The “Chuun-Paan” culture has invaded every nook and corner, and families are dependent on the bakers’ choices over home-made food for every meal, except lunch. Biscuits are yet another problem in addition to “Chuun-Paan”. Eating even five chocolate biscuits exceeds the daily sugar intake, as biscuits are high in sugars and unhealthy add-ons. Soft drinks, flavoured milk and biscuits are high in sugar content and the regular consumption of these accumulates fat that is difficult to remove without exercise. Unnecessary daily fat storage leads to obesity over time.
A protruding belly is a sure sign of an unhealthy life and the forthcoming sign of sickness. Therefore, people should watch out for belly fat as this could be a sign of diabetes.
Cheese, milk and chocolate are easily digestible for Europeans, while Asians differ from them genetically. We could easily develop diseases like diabetes due to our genes. Our ancestors who lived free of sugars, were physically active, worked in agriculture and led a simple lifestyle. People from past generations were used to eating grains, fruits, vegetables and green leaves. The noticeable changes in our food patterns are transforming us into sufferers. 30-35% of the country’s population already have diabetes or are in danger of it. These groups also suffer from high blood pressure. Urban citizenry lack awareness on whether or not they have diabetes.
Do not insist on medicine from a doctor. The purpose of visiting a doctor is to get an opinion on the patient’s situation. The doctor will prescribe medicine if necessary. It’s better to change your lifestyle beforehand.

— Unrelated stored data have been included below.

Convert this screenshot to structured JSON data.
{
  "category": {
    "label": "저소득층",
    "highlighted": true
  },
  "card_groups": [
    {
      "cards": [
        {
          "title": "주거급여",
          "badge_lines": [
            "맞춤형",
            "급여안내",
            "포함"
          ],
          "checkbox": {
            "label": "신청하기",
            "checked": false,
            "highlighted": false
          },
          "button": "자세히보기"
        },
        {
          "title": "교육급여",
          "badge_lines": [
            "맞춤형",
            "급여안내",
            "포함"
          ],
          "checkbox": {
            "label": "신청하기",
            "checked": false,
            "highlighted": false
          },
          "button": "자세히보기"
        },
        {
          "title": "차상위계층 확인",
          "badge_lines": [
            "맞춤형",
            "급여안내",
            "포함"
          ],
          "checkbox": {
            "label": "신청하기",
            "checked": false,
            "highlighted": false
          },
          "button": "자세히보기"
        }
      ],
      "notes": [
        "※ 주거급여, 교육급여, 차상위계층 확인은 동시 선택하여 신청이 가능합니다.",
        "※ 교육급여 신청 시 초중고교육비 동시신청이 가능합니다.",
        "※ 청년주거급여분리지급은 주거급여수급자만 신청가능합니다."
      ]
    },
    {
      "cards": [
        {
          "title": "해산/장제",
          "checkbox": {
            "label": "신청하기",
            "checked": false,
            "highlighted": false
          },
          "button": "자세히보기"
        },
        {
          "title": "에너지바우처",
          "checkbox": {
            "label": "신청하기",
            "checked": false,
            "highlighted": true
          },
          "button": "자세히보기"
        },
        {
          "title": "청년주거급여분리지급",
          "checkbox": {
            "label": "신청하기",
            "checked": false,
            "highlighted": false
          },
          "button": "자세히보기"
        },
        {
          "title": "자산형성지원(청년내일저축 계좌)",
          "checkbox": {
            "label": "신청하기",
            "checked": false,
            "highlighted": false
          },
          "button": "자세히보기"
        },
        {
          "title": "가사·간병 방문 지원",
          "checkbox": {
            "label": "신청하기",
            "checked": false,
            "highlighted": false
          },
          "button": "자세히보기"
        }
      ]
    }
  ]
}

Practice the mentality of stopping halfway through a meal when there is more space available. Do not give sweets to kids to get them addicted. Sugar, high blood pressure and cholesterol are controllable with dieting. The size of food portions depends on the employment of a person. A farmer needs more food as he is physically active and a clerk needs less. But the opposite happens. Past generations would work hard, and this burned the fat stored in their bodies.
Considerable changes in lifestyle have also contributed to the increasingly high health risks, including less exercise. Laziness has tempted people to avoid walking even short distances. Children in this era rarely play outside because they are confined to their rooms and seek company, pleasure and sport, all via computers.
Obesity has been identified as a disease around the world and more school-age children suffer from obesity. Children these days put on weight mostly after the scholarship exams, around age 9. Consuming only carbohydrates is unhealthy and salt levels should be controlled as well, because too much salt could harm the kidneys. The unburned energy stored from full meals cause obesity and without the exercise, it is difficult to burn stored-up calories. Controlling the intake of junk food as much as possible helps in managing obesity. It is useless to have fatty meals and fruit juices after vigorous exercises as many do. Obesity causes arthritis, heart attacks, kidney diseases, osteoporosis, stress, sleep problems and affects productivity.
These opinions were expressed by Professor Sunil Wickramasinghe - Paediatric Unit - University of Colombo, Consultant Physician Priyankara Jayawardana - National Hospital, Colombo, Dr. Rasanjali Hettiarachchi - Director, Nutrition Co-ordination Unit- Ministry of Health and Dr. Renuka Jayatissa - the Director of Sri Lanka Medical Nutrition Association (SLMNA), in a seminar held at Health Education Bureau (HEB).